Catesby touched her face and then withdrew, imams whispering in the early morning breeze from white and sculpted poles in the sky. She picked up a loaded needle lying across a blue china plate on the bedside table, china firmly stuck on the table top to sticky spilled drink and red wine rings, and passed it to him. Catesby took a line of chord and tightened it around his upper arm and dug the needle in deep.

He passed through a curtain of coloured streamers, gentleman atop poles screaming through megaphone mouth pieces, the backcloth yellow, like the sun at its strongest. He put his arm up across his face to shield him from the light, but it did no good. The air was laced with glass, tiny particles of glass, you could see them through the ether, the sun catching their sides, floating like chaff put up to pierce the skin. It hurt to breathe. It stung to breathe. But he walked on, his spurs clicking upon the blue painted ground.

As he walked on the glass turned to confetti, drifting through the air, falling on his shoulders and gathering in his hair. The men screaming atop their poles turned to angles and Icarus hit the sun like an airplane hitting a skyscraper, but the sun didn’t even whimper, no, it burned stronger on his fight. Coloured banners fell from rails, emboldened and embroidered, beautiful in their blues and greens and yellows, colourful and knitted banners thrown from window ledges and over trellises covered in poison ivy and flowers in something beyond bloom.

Catesby was being taunted by a revolution that was simply not his, not brokered or organised or conceived by him, but thrown upon his person by a populace, and figures of better power, intent on him being the man to deliver them from their present, to a better life.

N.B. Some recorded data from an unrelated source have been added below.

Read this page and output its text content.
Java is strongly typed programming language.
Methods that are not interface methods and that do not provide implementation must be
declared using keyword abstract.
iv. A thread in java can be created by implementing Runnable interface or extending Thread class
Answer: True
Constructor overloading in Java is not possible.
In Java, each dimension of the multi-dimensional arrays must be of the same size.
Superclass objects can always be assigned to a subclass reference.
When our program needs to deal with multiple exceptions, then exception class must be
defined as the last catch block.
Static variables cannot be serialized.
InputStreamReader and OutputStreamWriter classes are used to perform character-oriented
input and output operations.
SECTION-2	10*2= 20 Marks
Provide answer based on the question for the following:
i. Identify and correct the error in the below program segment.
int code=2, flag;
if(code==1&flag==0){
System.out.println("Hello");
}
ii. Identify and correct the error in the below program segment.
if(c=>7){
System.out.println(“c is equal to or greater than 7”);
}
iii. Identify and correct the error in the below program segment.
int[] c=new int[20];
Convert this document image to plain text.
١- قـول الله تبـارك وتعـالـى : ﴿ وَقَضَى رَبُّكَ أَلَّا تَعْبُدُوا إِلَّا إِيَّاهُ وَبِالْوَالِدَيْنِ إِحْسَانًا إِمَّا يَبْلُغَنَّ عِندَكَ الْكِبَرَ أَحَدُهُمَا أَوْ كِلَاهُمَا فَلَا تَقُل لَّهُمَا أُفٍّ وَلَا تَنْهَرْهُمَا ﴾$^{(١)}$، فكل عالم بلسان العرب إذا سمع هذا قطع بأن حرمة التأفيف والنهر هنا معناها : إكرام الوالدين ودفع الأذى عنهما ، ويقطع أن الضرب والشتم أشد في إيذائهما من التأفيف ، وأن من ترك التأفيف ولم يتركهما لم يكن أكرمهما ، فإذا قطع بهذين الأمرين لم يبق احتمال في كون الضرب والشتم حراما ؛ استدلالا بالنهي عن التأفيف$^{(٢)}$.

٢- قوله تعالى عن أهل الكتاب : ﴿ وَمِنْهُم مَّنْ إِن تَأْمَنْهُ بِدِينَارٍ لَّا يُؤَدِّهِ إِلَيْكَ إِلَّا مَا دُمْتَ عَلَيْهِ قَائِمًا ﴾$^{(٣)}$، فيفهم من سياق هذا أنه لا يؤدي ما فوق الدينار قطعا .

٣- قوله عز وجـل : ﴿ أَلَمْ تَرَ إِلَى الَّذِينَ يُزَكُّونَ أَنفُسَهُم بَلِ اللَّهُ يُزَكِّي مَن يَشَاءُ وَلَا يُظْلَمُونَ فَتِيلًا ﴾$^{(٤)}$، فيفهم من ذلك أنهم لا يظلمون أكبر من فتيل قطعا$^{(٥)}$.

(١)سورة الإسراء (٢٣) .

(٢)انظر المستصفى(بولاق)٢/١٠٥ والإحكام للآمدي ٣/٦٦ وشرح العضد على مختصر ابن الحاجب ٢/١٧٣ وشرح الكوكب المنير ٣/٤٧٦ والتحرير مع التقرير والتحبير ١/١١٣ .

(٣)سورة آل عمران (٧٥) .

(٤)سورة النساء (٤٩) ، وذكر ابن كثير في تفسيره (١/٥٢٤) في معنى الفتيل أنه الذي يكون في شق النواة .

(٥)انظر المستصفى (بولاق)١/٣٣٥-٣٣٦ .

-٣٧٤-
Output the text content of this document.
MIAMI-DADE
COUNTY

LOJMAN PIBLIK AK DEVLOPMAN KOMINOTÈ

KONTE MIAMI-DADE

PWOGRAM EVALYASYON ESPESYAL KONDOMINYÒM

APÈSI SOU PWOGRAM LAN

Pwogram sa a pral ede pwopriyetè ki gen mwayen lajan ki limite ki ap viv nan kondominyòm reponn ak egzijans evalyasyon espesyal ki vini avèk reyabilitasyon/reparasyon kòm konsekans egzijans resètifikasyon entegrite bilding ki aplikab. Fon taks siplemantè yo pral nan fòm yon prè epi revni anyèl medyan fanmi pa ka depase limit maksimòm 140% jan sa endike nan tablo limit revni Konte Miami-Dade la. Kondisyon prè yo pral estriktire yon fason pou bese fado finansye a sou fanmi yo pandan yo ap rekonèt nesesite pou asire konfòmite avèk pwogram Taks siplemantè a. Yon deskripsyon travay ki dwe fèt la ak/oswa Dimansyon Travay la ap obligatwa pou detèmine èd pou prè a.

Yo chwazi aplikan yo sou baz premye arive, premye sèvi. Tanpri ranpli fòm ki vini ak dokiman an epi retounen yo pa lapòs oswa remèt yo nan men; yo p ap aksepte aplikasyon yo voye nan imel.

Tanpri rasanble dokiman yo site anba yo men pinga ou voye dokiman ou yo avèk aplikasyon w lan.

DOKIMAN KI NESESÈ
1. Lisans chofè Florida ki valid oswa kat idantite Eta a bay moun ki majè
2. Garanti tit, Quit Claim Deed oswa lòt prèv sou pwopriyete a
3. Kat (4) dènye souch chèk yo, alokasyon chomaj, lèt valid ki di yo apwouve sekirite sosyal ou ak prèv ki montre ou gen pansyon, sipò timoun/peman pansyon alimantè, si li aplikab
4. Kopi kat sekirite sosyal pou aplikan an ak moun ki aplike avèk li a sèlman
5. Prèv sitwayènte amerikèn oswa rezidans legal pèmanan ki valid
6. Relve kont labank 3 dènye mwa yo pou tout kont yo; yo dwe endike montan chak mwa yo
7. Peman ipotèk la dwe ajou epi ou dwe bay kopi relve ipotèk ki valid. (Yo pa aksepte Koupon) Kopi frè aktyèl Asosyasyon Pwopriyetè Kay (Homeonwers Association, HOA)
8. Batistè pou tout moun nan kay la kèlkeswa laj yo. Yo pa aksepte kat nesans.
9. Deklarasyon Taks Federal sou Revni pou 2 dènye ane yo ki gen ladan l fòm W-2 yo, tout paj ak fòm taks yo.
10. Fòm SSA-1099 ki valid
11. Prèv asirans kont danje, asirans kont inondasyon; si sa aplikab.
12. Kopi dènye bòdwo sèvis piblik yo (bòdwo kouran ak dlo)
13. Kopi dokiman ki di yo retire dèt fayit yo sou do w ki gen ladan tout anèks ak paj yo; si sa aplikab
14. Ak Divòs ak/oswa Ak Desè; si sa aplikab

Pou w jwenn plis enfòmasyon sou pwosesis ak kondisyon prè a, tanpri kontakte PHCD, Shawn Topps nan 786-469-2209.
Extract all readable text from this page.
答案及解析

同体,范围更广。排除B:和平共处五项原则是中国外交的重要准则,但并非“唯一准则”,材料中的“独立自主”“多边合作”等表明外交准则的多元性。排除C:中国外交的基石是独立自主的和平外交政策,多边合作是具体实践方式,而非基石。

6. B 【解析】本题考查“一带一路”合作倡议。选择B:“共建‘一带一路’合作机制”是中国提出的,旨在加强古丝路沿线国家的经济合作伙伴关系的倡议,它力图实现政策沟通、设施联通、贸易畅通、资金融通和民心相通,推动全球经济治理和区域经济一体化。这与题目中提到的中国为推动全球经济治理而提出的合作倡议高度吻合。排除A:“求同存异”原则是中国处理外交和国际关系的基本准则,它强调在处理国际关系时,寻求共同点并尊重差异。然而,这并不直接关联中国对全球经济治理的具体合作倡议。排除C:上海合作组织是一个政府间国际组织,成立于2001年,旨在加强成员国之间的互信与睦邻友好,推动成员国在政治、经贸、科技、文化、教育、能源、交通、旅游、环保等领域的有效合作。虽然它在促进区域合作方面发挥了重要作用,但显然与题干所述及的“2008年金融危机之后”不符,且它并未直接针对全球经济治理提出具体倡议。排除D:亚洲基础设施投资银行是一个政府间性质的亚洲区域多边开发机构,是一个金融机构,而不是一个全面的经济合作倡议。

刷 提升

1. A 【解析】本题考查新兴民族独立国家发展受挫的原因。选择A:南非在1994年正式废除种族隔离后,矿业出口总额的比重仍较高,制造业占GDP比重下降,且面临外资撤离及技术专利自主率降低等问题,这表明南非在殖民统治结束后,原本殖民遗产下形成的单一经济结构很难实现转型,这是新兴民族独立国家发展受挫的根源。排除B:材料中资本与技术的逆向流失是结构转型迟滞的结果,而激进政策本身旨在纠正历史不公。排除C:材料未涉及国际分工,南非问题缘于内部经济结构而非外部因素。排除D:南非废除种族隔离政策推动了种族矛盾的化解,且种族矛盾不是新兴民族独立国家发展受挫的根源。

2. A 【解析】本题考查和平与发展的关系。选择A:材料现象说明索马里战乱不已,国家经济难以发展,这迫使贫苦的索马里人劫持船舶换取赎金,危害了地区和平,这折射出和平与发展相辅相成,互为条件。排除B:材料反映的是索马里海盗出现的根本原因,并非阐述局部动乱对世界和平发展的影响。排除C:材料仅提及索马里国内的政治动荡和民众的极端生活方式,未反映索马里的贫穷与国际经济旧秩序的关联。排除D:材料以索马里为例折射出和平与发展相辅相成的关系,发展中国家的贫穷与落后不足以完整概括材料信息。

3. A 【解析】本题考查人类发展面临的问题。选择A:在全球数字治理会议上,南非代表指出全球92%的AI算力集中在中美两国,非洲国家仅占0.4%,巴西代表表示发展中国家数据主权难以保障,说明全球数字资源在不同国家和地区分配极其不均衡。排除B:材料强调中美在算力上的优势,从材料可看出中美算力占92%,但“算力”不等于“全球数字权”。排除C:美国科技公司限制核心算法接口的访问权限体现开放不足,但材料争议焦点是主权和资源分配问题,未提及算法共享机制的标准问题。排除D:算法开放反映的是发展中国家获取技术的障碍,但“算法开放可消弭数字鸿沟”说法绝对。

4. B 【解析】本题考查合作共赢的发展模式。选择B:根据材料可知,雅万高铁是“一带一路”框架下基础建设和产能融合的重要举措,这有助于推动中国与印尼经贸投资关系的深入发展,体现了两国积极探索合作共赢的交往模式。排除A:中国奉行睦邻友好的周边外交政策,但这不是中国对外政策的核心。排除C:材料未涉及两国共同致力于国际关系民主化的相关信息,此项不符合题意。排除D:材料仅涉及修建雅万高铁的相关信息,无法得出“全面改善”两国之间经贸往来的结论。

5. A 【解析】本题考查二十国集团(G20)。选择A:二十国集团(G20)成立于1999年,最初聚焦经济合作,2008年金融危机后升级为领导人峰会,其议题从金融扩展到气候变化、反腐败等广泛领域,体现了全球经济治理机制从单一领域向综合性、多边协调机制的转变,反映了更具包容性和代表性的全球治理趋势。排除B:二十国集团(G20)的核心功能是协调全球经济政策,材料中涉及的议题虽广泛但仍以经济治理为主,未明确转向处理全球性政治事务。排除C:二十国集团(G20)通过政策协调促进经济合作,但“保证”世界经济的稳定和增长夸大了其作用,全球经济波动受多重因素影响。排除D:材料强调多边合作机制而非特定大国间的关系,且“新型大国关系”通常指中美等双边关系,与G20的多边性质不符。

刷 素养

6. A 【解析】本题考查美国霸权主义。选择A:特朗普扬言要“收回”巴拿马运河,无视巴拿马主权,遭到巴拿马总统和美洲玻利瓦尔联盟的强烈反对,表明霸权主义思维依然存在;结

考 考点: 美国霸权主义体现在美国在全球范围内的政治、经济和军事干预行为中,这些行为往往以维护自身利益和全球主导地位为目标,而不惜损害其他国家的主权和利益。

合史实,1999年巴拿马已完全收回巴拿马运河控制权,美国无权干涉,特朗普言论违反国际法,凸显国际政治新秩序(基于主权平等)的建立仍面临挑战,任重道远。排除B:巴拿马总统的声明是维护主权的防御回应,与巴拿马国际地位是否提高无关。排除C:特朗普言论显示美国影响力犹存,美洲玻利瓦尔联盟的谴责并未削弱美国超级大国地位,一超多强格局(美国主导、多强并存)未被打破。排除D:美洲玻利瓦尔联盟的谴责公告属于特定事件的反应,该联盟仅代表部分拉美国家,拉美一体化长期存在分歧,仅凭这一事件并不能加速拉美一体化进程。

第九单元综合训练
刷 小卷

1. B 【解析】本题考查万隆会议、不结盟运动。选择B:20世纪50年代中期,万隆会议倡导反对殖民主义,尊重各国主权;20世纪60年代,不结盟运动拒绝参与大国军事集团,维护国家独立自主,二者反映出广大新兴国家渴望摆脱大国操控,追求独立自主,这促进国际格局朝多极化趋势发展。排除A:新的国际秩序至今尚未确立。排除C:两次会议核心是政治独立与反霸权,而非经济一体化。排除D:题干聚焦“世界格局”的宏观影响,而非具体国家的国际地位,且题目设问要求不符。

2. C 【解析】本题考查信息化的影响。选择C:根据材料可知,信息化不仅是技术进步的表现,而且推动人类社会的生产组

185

Everywhere and way he turned he saw colour, beautiful colours, colour so joyous to most, to Catesby became painful and hurtful to his beautiful eyes, sculpted, formed and created as they were to receive colour in all its young and gorgeous glory. “I want nothing more than peace and quiet,” Catesby yelled,” to hold my son by his hand and live out my life naturally.”

The cabal gathered in an ill lit corner, the blackness of their costume making them impossible to see in the darkness of the periphery, apart from the rising and falling of the bellowed red embers of their cigarettes, fed and sustained by the breath which failed so to do for them. Their garter stars sparkling in the sunlight as they stepped into the sunshine and approached Robert.

“You live on fresh air Catesby!” one shouted, “It’s the only thing which sustains you!” They formed a circle around him and a bell tolled for every Catesby heartbeat. The bell stayed steady and monotonous. “Breathe in the glass Catesby let it cut you up!” Another shouted “see any colours now Catesby?” “Just look at the Stuart looks crumble!”

“Look at you all!” Robert snapped back, “rampaging around Fort Belvedere for the abdicated crown!” He coughed, suddenly and violently, and struggled to catch his breath, but he went on, ”well, perhaps there are diamonds in the waterpipes gentlemen, perhaps there is oil in our fingertips and iron ore in these bricks!”

She cradled him in her arms, but she did not scream or cry out. He made no attempts to breathe and she made no attempts to make him. He had gone. Something had left him and it was more than life. His face seemed different, his strong features, once sculpted and brave, were now blunt and suppressed, his dying expression pained, like something had been ripped from him forcefully, and although he had tried to hold on, he had found, much to his surprise, that he couldn’t quite. She closed his staring eyes and cried finally, tears falling down her cheeks and onto his, “Sleep, my darling sleep,” she whispered, “you’re still going to be what we want you to be, empathise with maelstrom, make everybody free.”